Writing to convince others to agree with your opinion, writing to sell them an idea, or just writing to inform them of knowledge about something you understand that they need to learn.
What does Public Writing mean to you?
In this class, we will be exploring how to express ourselves clearly in writing to people we may not know.
We will look at selling our arguments, selling products, and selling our ideas about the way things are.
We need to get and hold people’s attention, present convincing arguments, and make our messages clear, concise, and on target. It's going to be a challenge, but it’ll also be fun.
Every week, we’ll be writing something. We will be writing something new or improving something we’ve already written.
This is because writing takes time. No writer pumps out perfect prose on the first run-through. Even Especially the fastest writers need to revise, edit and clean up their copy.
You live in South Korea, but I guess you already knew that. That means that you are in one of the world’s most interesting places right now. Kim Jong-un vs. Donald Trump, the power of big brother China in Asian geopolitics, Hyundai, Kia, Samsung, K-pop, Korean dramas, lots of things about Korea are of interest and importance to the English-speaking world.
So go for it, try to think of things you could write about that would interest readers. Not just Korean readers. Go beyond the frog in the well mentality and explore topics that will interest readers from elsewhere. That means no Dokdo.
The text is The Art of Column Writing by Standring. Get it ASAP on Amazon Kindle or however you can.
We will start by basing the course on the book about column writing, along with several other resources that can help us see things more clearly.
This week, please read the Prologue, Introduction, and first unit of Section 1 on Point of View. In other words, read, review, and be ready to discuss the text through page 17 when we meet next week.
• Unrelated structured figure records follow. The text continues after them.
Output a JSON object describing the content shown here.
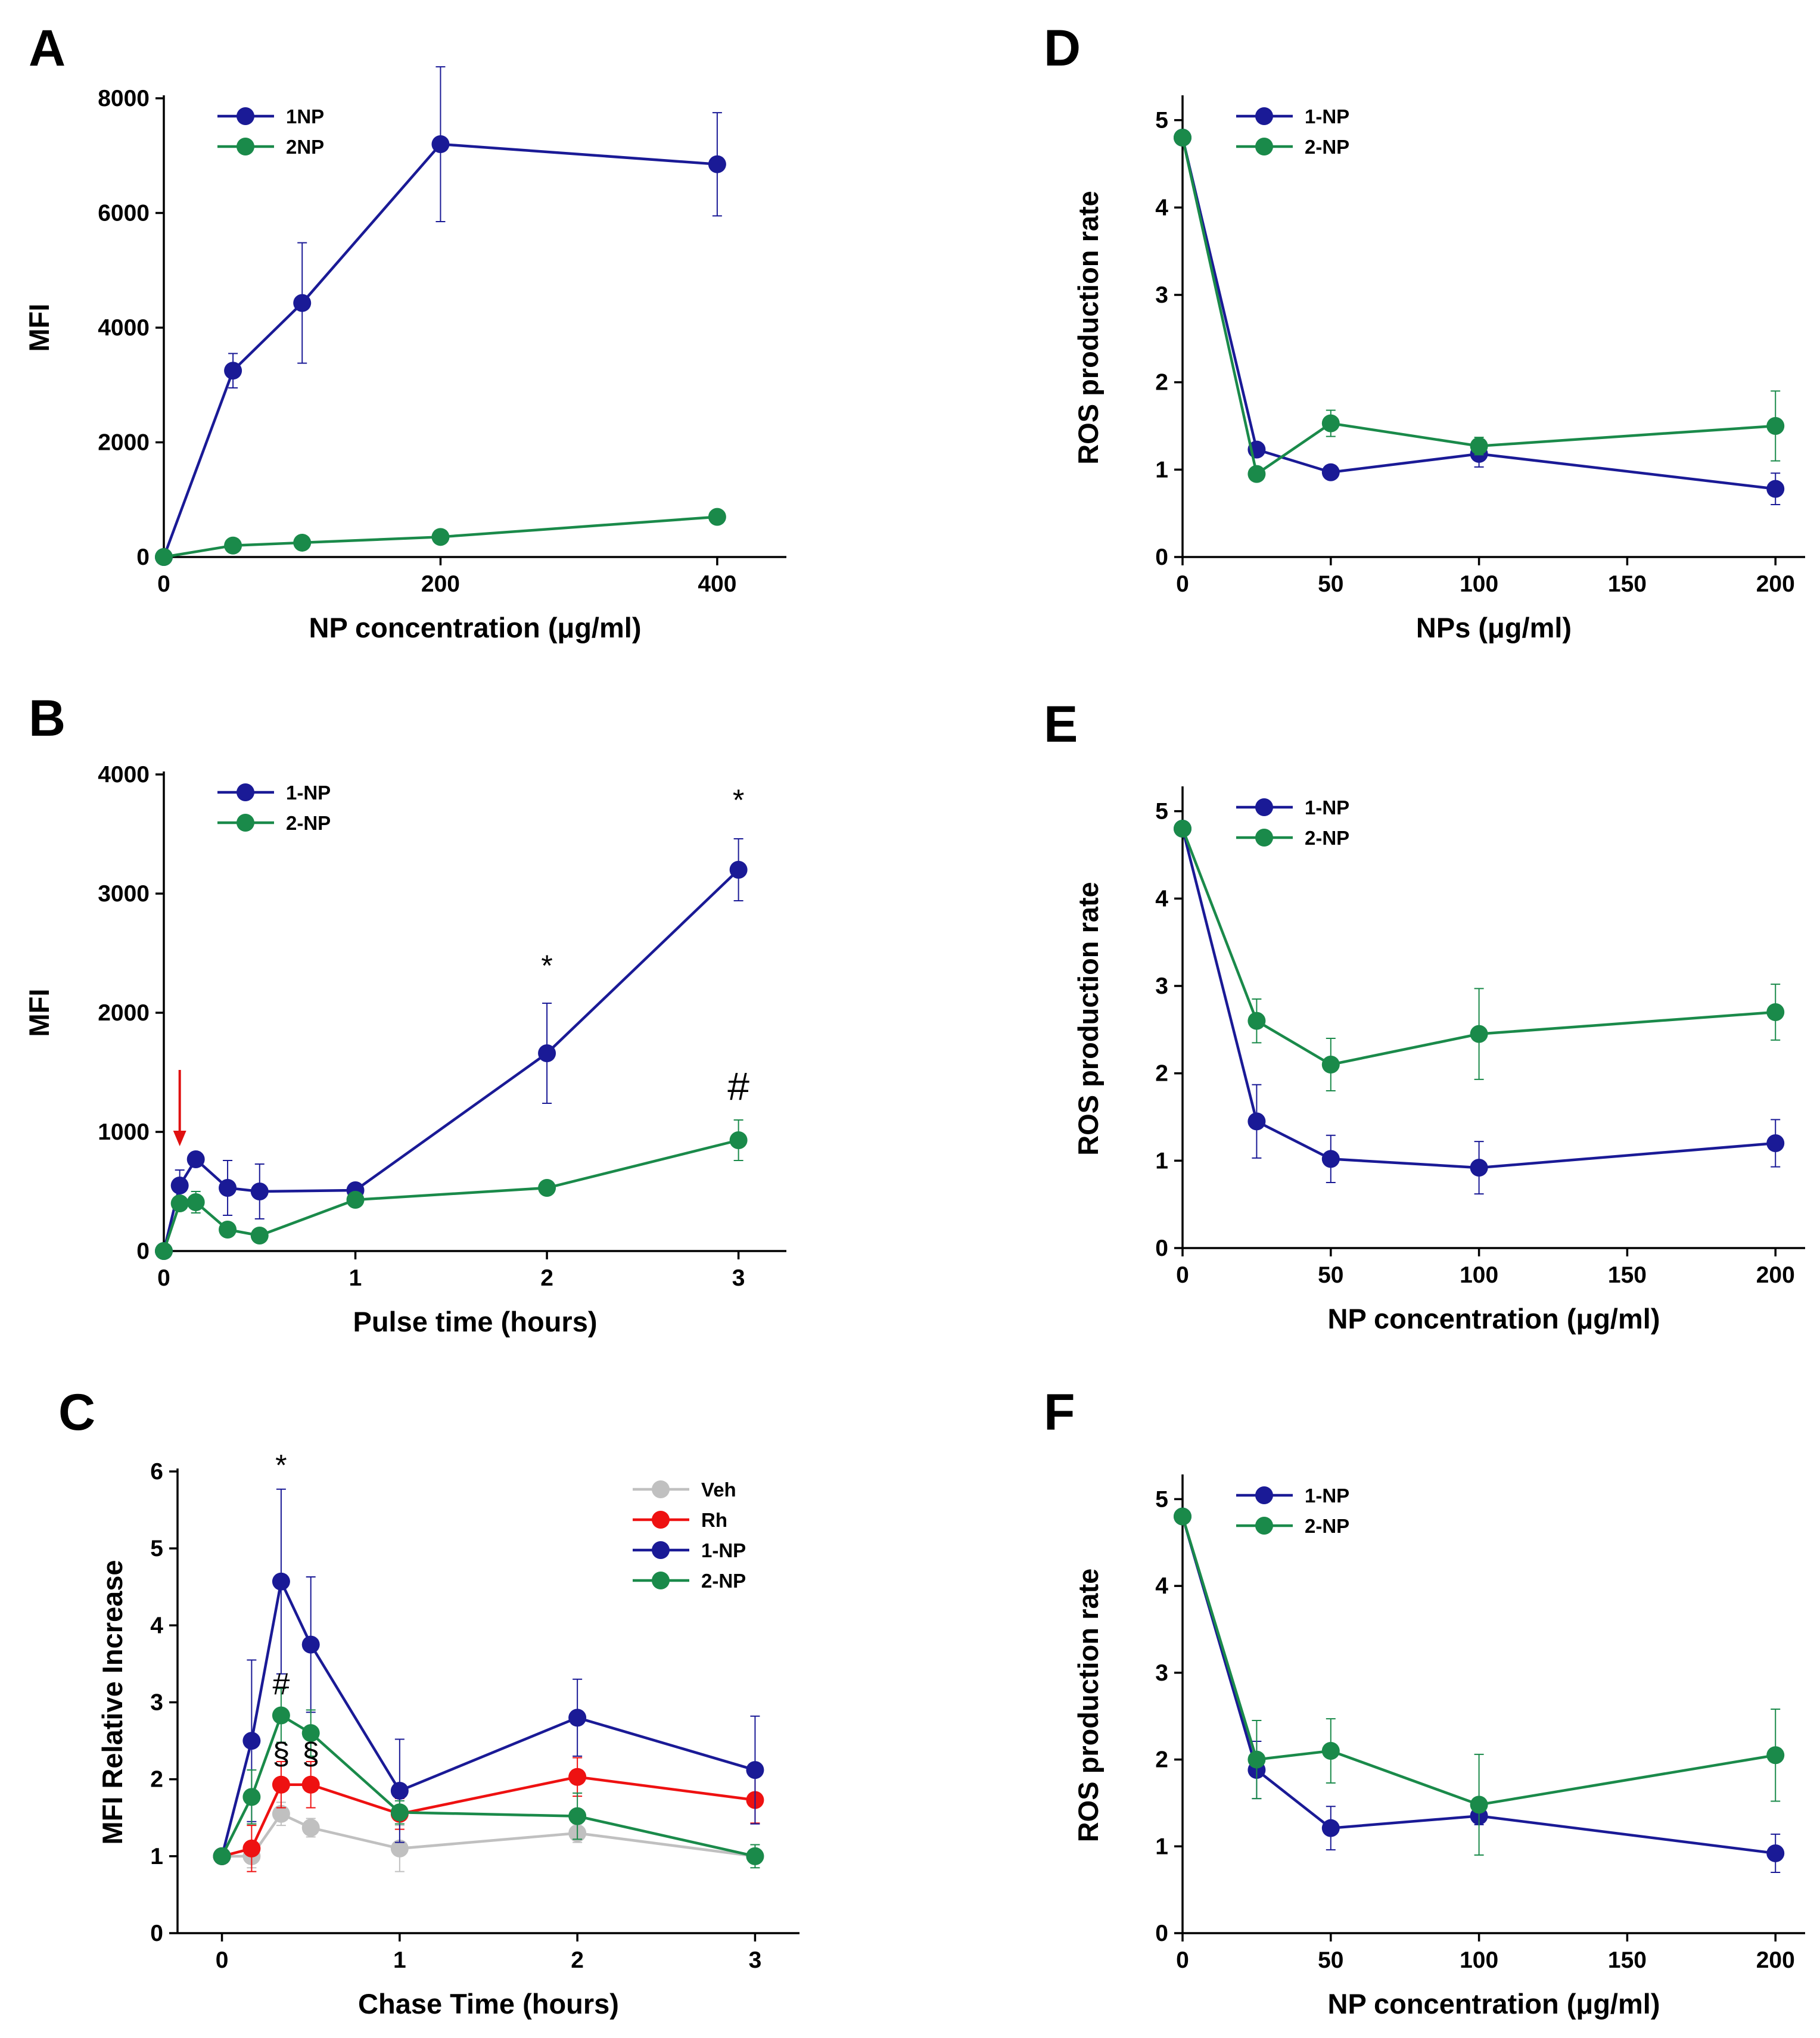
{
  "colors": {
    "1NP": "#1a1a96",
    "2NP": "#1a8a4a",
    "Veh": "#c0c0c0",
    "Rh": "#ee1111",
    "arrow": "#e01010"
  },
  "chart_data": [
    {
      "id": "A",
      "type": "line",
      "panel_label": "A",
      "title": "",
      "xlabel": "NP concentration (μg/ml)",
      "ylabel": "MFI",
      "xlim": [
        0,
        450
      ],
      "ylim": [
        0,
        8000
      ],
      "xticks": [
        0,
        200,
        400
      ],
      "yticks": [
        0,
        2000,
        4000,
        6000,
        8000
      ],
      "legend_position": "top-left",
      "series": [
        {
          "name": "1NP",
          "color_key": "1NP",
          "x": [
            0,
            50,
            100,
            200,
            400
          ],
          "y": [
            0,
            3250,
            4430,
            7200,
            6850
          ],
          "err": [
            0,
            300,
            1050,
            1350,
            900
          ]
        },
        {
          "name": "2NP",
          "color_key": "2NP",
          "x": [
            0,
            50,
            100,
            200,
            400
          ],
          "y": [
            0,
            200,
            250,
            350,
            700
          ],
          "err": [
            0,
            30,
            30,
            40,
            60
          ]
        }
      ],
      "annotations": []
    },
    {
      "id": "B",
      "type": "line",
      "panel_label": "B",
      "title": "",
      "xlabel": "Pulse time (hours)",
      "ylabel": "MFI",
      "xlim": [
        0,
        3.25
      ],
      "ylim": [
        0,
        4000
      ],
      "xticks": [
        0,
        1,
        2,
        3
      ],
      "yticks": [
        0,
        1000,
        2000,
        3000,
        4000
      ],
      "legend_position": "top-left",
      "series": [
        {
          "name": "1-NP",
          "color_key": "1NP",
          "x": [
            0,
            0.083,
            0.167,
            0.333,
            0.5,
            1,
            2,
            3
          ],
          "y": [
            0,
            550,
            770,
            530,
            500,
            510,
            1660,
            3200
          ],
          "err": [
            0,
            130,
            60,
            230,
            230,
            40,
            420,
            260
          ]
        },
        {
          "name": "2-NP",
          "color_key": "2NP",
          "x": [
            0,
            0.083,
            0.167,
            0.333,
            0.5,
            1,
            2,
            3
          ],
          "y": [
            0,
            400,
            410,
            180,
            130,
            430,
            530,
            930
          ],
          "err": [
            0,
            50,
            90,
            40,
            30,
            30,
            30,
            170
          ]
        }
      ],
      "annotations": [
        {
          "text": "*",
          "x": 2,
          "y": 2310,
          "size": "small"
        },
        {
          "text": "*",
          "x": 3,
          "y": 3700,
          "size": "small"
        },
        {
          "text": "#",
          "x": 3,
          "y": 1270,
          "size": "large"
        }
      ],
      "arrow": {
        "x": 0.083,
        "y_from": 1520,
        "y_to": 880
      }
    },
    {
      "id": "C",
      "type": "line",
      "panel_label": "C",
      "title": "",
      "xlabel": "Chase Time (hours)",
      "ylabel": "MFI Relative Increase",
      "xlim": [
        -0.25,
        3.25
      ],
      "ylim": [
        0,
        6
      ],
      "xticks": [
        0,
        1,
        2,
        3
      ],
      "yticks": [
        0,
        1,
        2,
        3,
        4,
        5,
        6
      ],
      "legend_position": "top-right",
      "series": [
        {
          "name": "Veh",
          "color_key": "Veh",
          "x": [
            0,
            0.167,
            0.333,
            0.5,
            1,
            2,
            3
          ],
          "y": [
            1,
            1.0,
            1.55,
            1.37,
            1.1,
            1.3,
            1.0
          ],
          "err": [
            0,
            0.15,
            0.15,
            0.12,
            0.3,
            0.12,
            0.05
          ]
        },
        {
          "name": "Rh",
          "color_key": "Rh",
          "x": [
            0,
            0.167,
            0.333,
            0.5,
            1,
            2,
            3
          ],
          "y": [
            1,
            1.1,
            1.93,
            1.93,
            1.55,
            2.03,
            1.73
          ],
          "err": [
            0,
            0.3,
            0.3,
            0.3,
            0.2,
            0.25,
            0.3
          ]
        },
        {
          "name": "1-NP",
          "color_key": "1NP",
          "x": [
            0,
            0.167,
            0.333,
            0.5,
            1,
            2,
            3
          ],
          "y": [
            1,
            2.5,
            4.57,
            3.75,
            1.85,
            2.8,
            2.12
          ],
          "err": [
            0,
            1.05,
            1.2,
            0.88,
            0.67,
            0.5,
            0.7
          ]
        },
        {
          "name": "2-NP",
          "color_key": "2NP",
          "x": [
            0,
            0.167,
            0.333,
            0.5,
            1,
            2,
            3
          ],
          "y": [
            1,
            1.77,
            2.83,
            2.6,
            1.57,
            1.52,
            1.0
          ],
          "err": [
            0,
            0.35,
            0.35,
            0.3,
            0.15,
            0.3,
            0.15
          ]
        }
      ],
      "annotations": [
        {
          "text": "*",
          "x": 0.333,
          "y": 5.95,
          "size": "small"
        },
        {
          "text": "#",
          "x": 0.333,
          "y": 3.1,
          "size": "medium"
        },
        {
          "text": "§",
          "x": 0.333,
          "y": 2.2,
          "size": "medium"
        },
        {
          "text": "§",
          "x": 0.5,
          "y": 2.2,
          "size": "medium"
        }
      ]
    },
    {
      "id": "D",
      "type": "line",
      "panel_label": "D",
      "title": "",
      "xlabel": "NPs (μg/ml)",
      "ylabel": "ROS production rate",
      "xlim": [
        0,
        210
      ],
      "ylim": [
        0,
        5.25
      ],
      "xticks": [
        0,
        50,
        100,
        150,
        200
      ],
      "yticks": [
        0,
        1,
        2,
        3,
        4,
        5
      ],
      "legend_position": "top-left",
      "series": [
        {
          "name": "1-NP",
          "color_key": "1NP",
          "x": [
            0,
            25,
            50,
            100,
            200
          ],
          "y": [
            4.8,
            1.23,
            0.97,
            1.18,
            0.78
          ],
          "err": [
            0,
            0.08,
            0.05,
            0.15,
            0.18
          ]
        },
        {
          "name": "2-NP",
          "color_key": "2NP",
          "x": [
            0,
            25,
            50,
            100,
            200
          ],
          "y": [
            4.8,
            0.95,
            1.53,
            1.27,
            1.5
          ],
          "err": [
            0,
            0.05,
            0.15,
            0.1,
            0.4
          ]
        }
      ],
      "annotations": []
    },
    {
      "id": "E",
      "type": "line",
      "panel_label": "E",
      "title": "",
      "xlabel": "NP concentration (μg/ml)",
      "ylabel": "ROS production rate",
      "xlim": [
        0,
        210
      ],
      "ylim": [
        0,
        5.25
      ],
      "xticks": [
        0,
        50,
        100,
        150,
        200
      ],
      "yticks": [
        0,
        1,
        2,
        3,
        4,
        5
      ],
      "legend_position": "top-left",
      "series": [
        {
          "name": "1-NP",
          "color_key": "1NP",
          "x": [
            0,
            25,
            50,
            100,
            200
          ],
          "y": [
            4.8,
            1.45,
            1.02,
            0.92,
            1.2
          ],
          "err": [
            0,
            0.42,
            0.27,
            0.3,
            0.27
          ]
        },
        {
          "name": "2-NP",
          "color_key": "2NP",
          "x": [
            0,
            25,
            50,
            100,
            200
          ],
          "y": [
            4.8,
            2.6,
            2.1,
            2.45,
            2.7
          ],
          "err": [
            0,
            0.25,
            0.3,
            0.52,
            0.32
          ]
        }
      ],
      "annotations": []
    },
    {
      "id": "F",
      "type": "line",
      "panel_label": "F",
      "title": "",
      "xlabel": "NP concentration (μg/ml)",
      "ylabel": "ROS production rate",
      "xlim": [
        0,
        210
      ],
      "ylim": [
        0,
        5.25
      ],
      "xticks": [
        0,
        50,
        100,
        150,
        200
      ],
      "yticks": [
        0,
        1,
        2,
        3,
        4,
        5
      ],
      "legend_position": "top-left",
      "series": [
        {
          "name": "1-NP",
          "color_key": "1NP",
          "x": [
            0,
            25,
            50,
            100,
            200
          ],
          "y": [
            4.8,
            1.88,
            1.21,
            1.35,
            0.92
          ],
          "err": [
            0,
            0.33,
            0.25,
            0.1,
            0.22
          ]
        },
        {
          "name": "2-NP",
          "color_key": "2NP",
          "x": [
            0,
            25,
            50,
            100,
            200
          ],
          "y": [
            4.8,
            2.0,
            2.1,
            1.48,
            2.05
          ],
          "err": [
            0,
            0.45,
            0.37,
            0.58,
            0.53
          ]
        }
      ],
      "annotations": []
    }
  ]
}
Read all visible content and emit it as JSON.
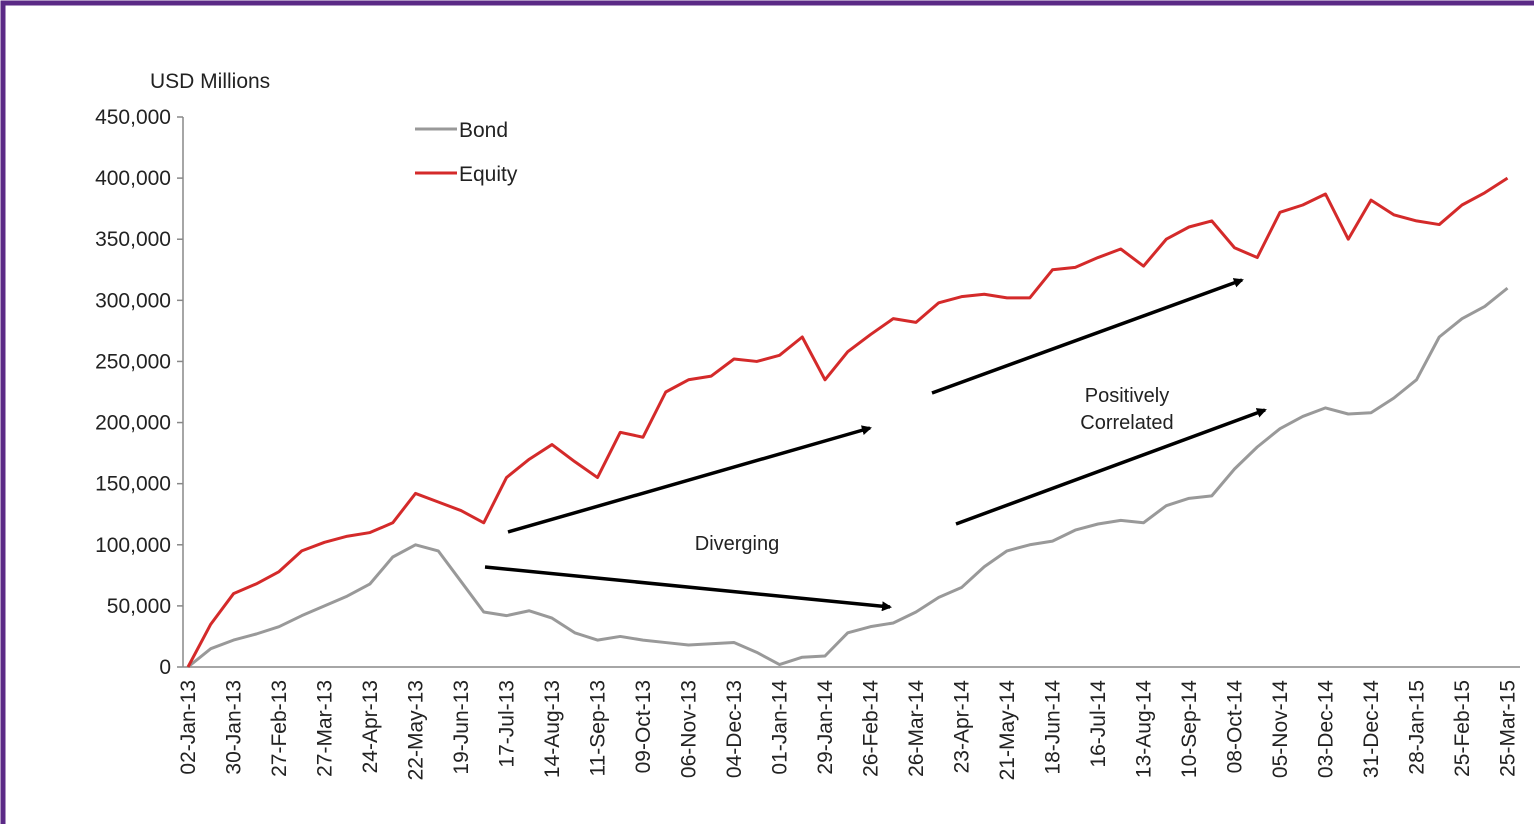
{
  "chart_data": {
    "type": "line",
    "y_axis_label": "USD Millions",
    "annotations": [
      "Diverging",
      "Positively Correlated"
    ],
    "legend": "top-left",
    "categories": [
      "02-Jan-13",
      null,
      "30-Jan-13",
      null,
      "27-Feb-13",
      null,
      "27-Mar-13",
      null,
      "24-Apr-13",
      null,
      "22-May-13",
      null,
      "19-Jun-13",
      null,
      "17-Jul-13",
      null,
      "14-Aug-13",
      null,
      "11-Sep-13",
      null,
      "09-Oct-13",
      null,
      "06-Nov-13",
      null,
      "04-Dec-13",
      null,
      "01-Jan-14",
      null,
      "29-Jan-14",
      null,
      "26-Feb-14",
      null,
      "26-Mar-14",
      null,
      "23-Apr-14",
      null,
      "21-May-14",
      null,
      "18-Jun-14",
      null,
      "16-Jul-14",
      null,
      "13-Aug-14",
      null,
      "10-Sep-14",
      null,
      "08-Oct-14",
      null,
      "05-Nov-14",
      null,
      "03-Dec-14",
      null,
      "31-Dec-14",
      null,
      "28-Jan-15",
      null,
      "25-Feb-15",
      null,
      "25-Mar-15"
    ],
    "series": [
      {
        "name": "Bond",
        "color": "#999999",
        "values": [
          0,
          15000,
          22000,
          27000,
          33000,
          42000,
          50000,
          58000,
          68000,
          90000,
          100000,
          95000,
          70000,
          45000,
          42000,
          46000,
          40000,
          28000,
          22000,
          25000,
          22000,
          20000,
          18000,
          19000,
          20000,
          12000,
          2000,
          8000,
          9000,
          28000,
          33000,
          36000,
          45000,
          57000,
          65000,
          82000,
          95000,
          100000,
          103000,
          112000,
          117000,
          120000,
          118000,
          132000,
          138000,
          140000,
          162000,
          180000,
          195000,
          205000,
          212000,
          207000,
          208000,
          220000,
          235000,
          270000,
          285000,
          295000,
          310000
        ]
      },
      {
        "name": "Equity",
        "color": "#d42a2a",
        "values": [
          0,
          35000,
          60000,
          68000,
          78000,
          95000,
          102000,
          107000,
          110000,
          118000,
          142000,
          135000,
          128000,
          118000,
          155000,
          170000,
          182000,
          168000,
          155000,
          192000,
          188000,
          225000,
          235000,
          238000,
          252000,
          250000,
          255000,
          270000,
          235000,
          258000,
          272000,
          285000,
          282000,
          298000,
          303000,
          305000,
          302000,
          302000,
          325000,
          327000,
          335000,
          342000,
          328000,
          350000,
          360000,
          365000,
          343000,
          335000,
          372000,
          378000,
          387000,
          350000,
          382000,
          370000,
          365000,
          362000,
          378000,
          388000,
          400000
        ]
      }
    ],
    "ylim": [
      0,
      450000
    ],
    "yticks": [
      0,
      {
        "value": 50000,
        "label": "50,000"
      },
      {
        "value": 100000,
        "label": "100,000"
      },
      {
        "value": 150000,
        "label": "150,000"
      },
      {
        "value": 200000,
        "label": "200,000"
      },
      {
        "value": 250000,
        "label": "250,000"
      },
      {
        "value": 300000,
        "label": "300,000"
      },
      {
        "value": 350000,
        "label": "350,000"
      },
      {
        "value": 400000,
        "label": "400,000"
      },
      {
        "value": 450000,
        "label": "450,000"
      }
    ]
  }
}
I also want to see a Proposal from everyone about what kind of Public writing they plan to do this semester. I see an initial focal point being somewhat journalistic or opinion column-ish, but you may have other ideas. I think you have a unique place in the world to be writing from with lots of opportunities to write about things that others might find interesting. And interesting counts
The North Korean geopolitics as seen from Seoul, Trump as seen from Seoul (the good, the bad and the ugly); Korean thoughts about the current situation in China, whatever you like
Write in class about:
- Your interests and background knowledge (in terms of useful writing topics for this class)
- Possible topics
- Who would you be interested in writing for?
Homework:
*Read Text through page 17, Prologue, Intro and Point of View
*Address questions 1-3 above in the class Canvas discussion area, and respond, conversation-style, to at least two classmates. For the discussion subject or title use "Your Name/All About Me." Please write 150-300 words.